The federal workers’ FLSA claims are likely to prevail, as similar litigation during the 2013 government shutdown resulted in legal victories for the workers. Now, six years later, they have yet to recover all of the compensation owed to them.

The current impact on the shut-out workers has been immediate and severe, and cannot be fully remedied with back wages and interest received years from now.  The ongoing constitutional violation can be stated plainly.  While the federal workers are “voluntarily” working, the coercive nature of working without pay and being prevented from going on strike cannot be understated.  While it is true that some workers are so essential that they may be required to work, the definition of what is essential is highly political and should be applied sparingly.  Look no further than the Internal Revenue Service workers forced to process refunds so the political impact on the Trump Administration will be lessened.  At a minimum, a judge should scrutinize closely the Administration’s claims that such workers are essential to “protecting life and property.”

The jurisprudential future of the Thirteenth Amendment is not yet written.  I am working with scholars including Lea VanderVelde and Rebecca Zietlow on a project to bring to bear the Thirteenth Amendment into discussions of contemporary economic problems like this one.  Historians will continue to debate the full impact of the Amendment on economic subordination.

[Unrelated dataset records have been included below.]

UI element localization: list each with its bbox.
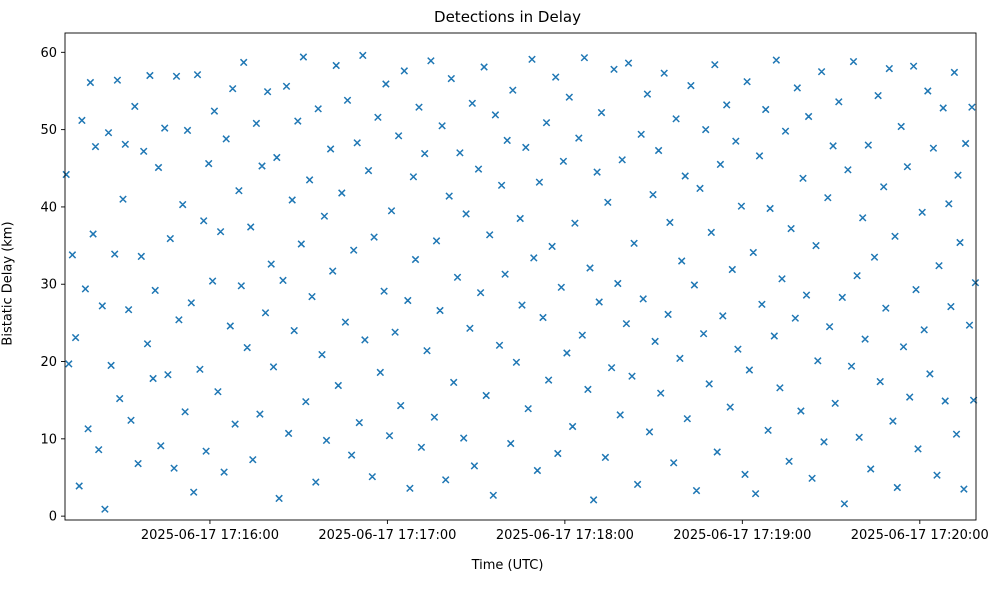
y-tick-label: 50: [40, 123, 57, 138]
chart-title: Detections in Delay: [0, 8, 989, 26]
y-tick-label: 0: [49, 510, 57, 525]
x-tick-label: 2025-06-17 17:18:00: [496, 528, 634, 543]
y-tick-label: 60: [40, 46, 57, 61]
y-tick-label: 40: [40, 200, 57, 215]
x-tick-label: 2025-06-17 17:20:00: [851, 528, 989, 543]
x-axis-label-text: Time (UTC): [471, 558, 544, 573]
y-axis-label-text: Bistatic Delay (km): [0, 221, 16, 346]
x-tick-label: 2025-06-17 17:17:00: [318, 528, 456, 543]
axes-spines: [64, 32, 977, 521]
x-axis-label: Time (UTC): [0, 558, 989, 573]
scatter-markers: [62, 51, 980, 513]
x-tick-label: 2025-06-17 17:16:00: [141, 528, 279, 543]
chart-title-text: Detections in Delay: [434, 8, 581, 26]
y-axis-label: Bistatic Delay (km): [1, 49, 16, 519]
x-tick-label: 2025-06-17 17:19:00: [673, 528, 811, 543]
y-tick-label: 30: [40, 278, 57, 293]
y-tick-label: 20: [40, 355, 57, 370]
y-tick-label: 10: [40, 432, 57, 447]
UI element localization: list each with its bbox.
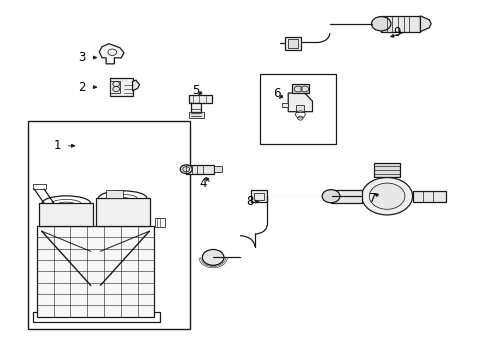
Text: 6: 6: [273, 87, 281, 100]
Bar: [381, 16, 420, 32]
Text: 9: 9: [393, 26, 401, 39]
Bar: [215, 166, 222, 172]
Bar: [285, 37, 301, 50]
Bar: [39, 203, 93, 226]
Text: 2: 2: [78, 81, 86, 94]
Bar: [292, 84, 309, 93]
Bar: [96, 198, 149, 226]
Bar: [331, 190, 362, 203]
Bar: [260, 74, 336, 144]
Polygon shape: [132, 80, 140, 91]
Bar: [155, 218, 165, 227]
Bar: [186, 165, 215, 174]
Bar: [189, 112, 204, 117]
Polygon shape: [282, 103, 288, 107]
Circle shape: [369, 183, 405, 209]
Bar: [374, 162, 400, 177]
Bar: [191, 103, 201, 112]
Circle shape: [371, 17, 391, 31]
Bar: [251, 190, 267, 202]
Circle shape: [362, 177, 413, 215]
Circle shape: [322, 190, 340, 203]
Bar: [33, 184, 46, 189]
Circle shape: [180, 165, 192, 174]
Polygon shape: [110, 78, 132, 96]
Text: 7: 7: [368, 192, 376, 204]
Bar: [254, 193, 264, 200]
Bar: [288, 39, 298, 48]
Circle shape: [202, 249, 224, 265]
Polygon shape: [99, 44, 124, 64]
Text: 8: 8: [246, 195, 254, 208]
Bar: [28, 121, 190, 329]
Polygon shape: [420, 16, 431, 32]
Bar: [110, 81, 120, 93]
Bar: [296, 105, 304, 112]
Text: 1: 1: [54, 139, 62, 152]
Text: 4: 4: [199, 177, 207, 190]
Polygon shape: [288, 93, 313, 112]
Bar: [189, 95, 212, 103]
Bar: [413, 190, 446, 202]
Text: 5: 5: [192, 84, 200, 96]
Text: 3: 3: [78, 51, 86, 64]
Bar: [37, 226, 154, 317]
Bar: [106, 190, 123, 198]
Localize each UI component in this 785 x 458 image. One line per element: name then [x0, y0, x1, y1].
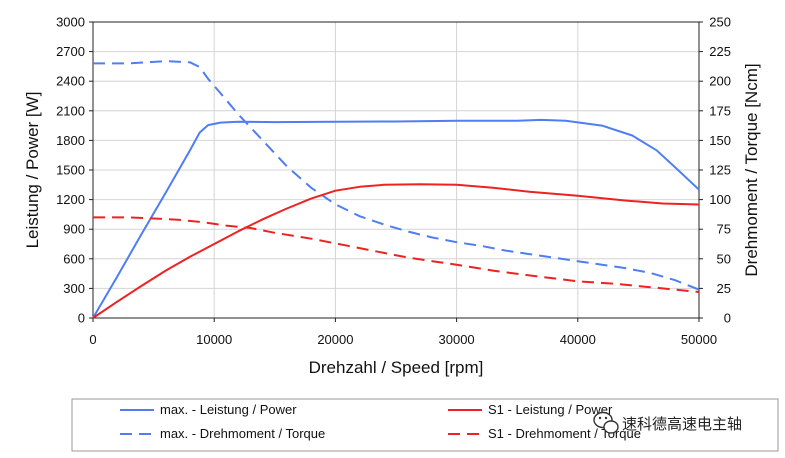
right-tick-label: 250: [709, 15, 731, 30]
legend-box: [71, 398, 779, 452]
left-tick-label: 300: [63, 281, 85, 296]
right-tick-label: 150: [709, 133, 731, 148]
watermark: 速科德高速电主轴: [593, 411, 742, 434]
wechat-icon: [593, 411, 619, 434]
right-tick-label: 125: [709, 163, 731, 178]
x-axis-title: Drehzahl / Speed [rpm]: [309, 358, 484, 377]
left-tick-label: 1500: [56, 163, 85, 178]
grid-lines: [92, 21, 700, 319]
right-tick-label: 100: [709, 192, 731, 207]
legend-label-1: max. - Leistung / Power: [160, 402, 297, 417]
legend-label-2: max. - Drehmoment / Torque: [160, 426, 325, 441]
watermark-text: 速科德高速电主轴: [622, 415, 742, 433]
left-tick-label: 600: [63, 251, 85, 266]
left-tick-label: 900: [63, 222, 85, 237]
left-tick-label: 2700: [56, 44, 85, 59]
x-tick-label: 40000: [560, 332, 596, 347]
left-axis-ticks: 0 300 600 900 1200 1500 1800 2100 2400 2700 3000: [56, 15, 93, 326]
right-axis-title: Drehmoment / Torque [Ncm]: [742, 63, 761, 276]
x-tick-label: 30000: [439, 332, 475, 347]
legend-label-3: S1 - Leistung / Power: [488, 402, 613, 417]
left-tick-label: 3000: [56, 15, 85, 30]
left-tick-label: 0: [78, 311, 85, 326]
x-tick-label: 10000: [196, 332, 232, 347]
right-tick-label: 225: [709, 44, 731, 59]
left-axis-title: Leistung / Power [W]: [23, 92, 42, 249]
right-axis-ticks: 0 25 50 75 100 125 150 175 200 225 250: [699, 15, 731, 326]
right-tick-label: 75: [717, 222, 731, 237]
series-lines: [92, 60, 700, 319]
series-line-4: [93, 216, 700, 293]
right-tick-label: 50: [717, 251, 731, 266]
right-tick-label: 0: [724, 311, 731, 326]
left-tick-label: 1800: [56, 133, 85, 148]
right-tick-label: 200: [709, 74, 731, 89]
legend: max. - Leistung / Power max. - Drehmoment…: [120, 402, 641, 441]
x-tick-label: 50000: [681, 332, 717, 347]
x-tick-label: 0: [89, 332, 96, 347]
right-tick-label: 175: [709, 103, 731, 118]
series-line-1: [92, 118, 700, 319]
left-tick-label: 2400: [56, 74, 85, 89]
left-tick-label: 1200: [56, 192, 85, 207]
legend-label-4: S1 - Drehmoment / Torque: [488, 426, 641, 441]
right-tick-label: 25: [717, 281, 731, 296]
left-tick-label: 2100: [56, 103, 85, 118]
x-axis-ticks: 0 10000 20000 30000 40000 50000: [89, 318, 717, 347]
x-tick-label: 20000: [317, 332, 353, 347]
series-line-3: [92, 183, 700, 319]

Current debates about prison labor explore the contemporary meanings of the Thirteenth Amendment’s clause quoted above excepting servitude “as a punishment for crime.”  Litigators continue to assert these claims in courts.  Irrespective of the outcomes of these legal and historical debates, most Americans find something morally wrong about forcing people to work without pay.  Under this popular interpretation of “involuntary servitude,” then, the workers should have already won their case.  It remains to be seen whether courts will ultimately be responsive to the Thirteenth Amendment’s potential to prevent ongoing oppressive labor conditions.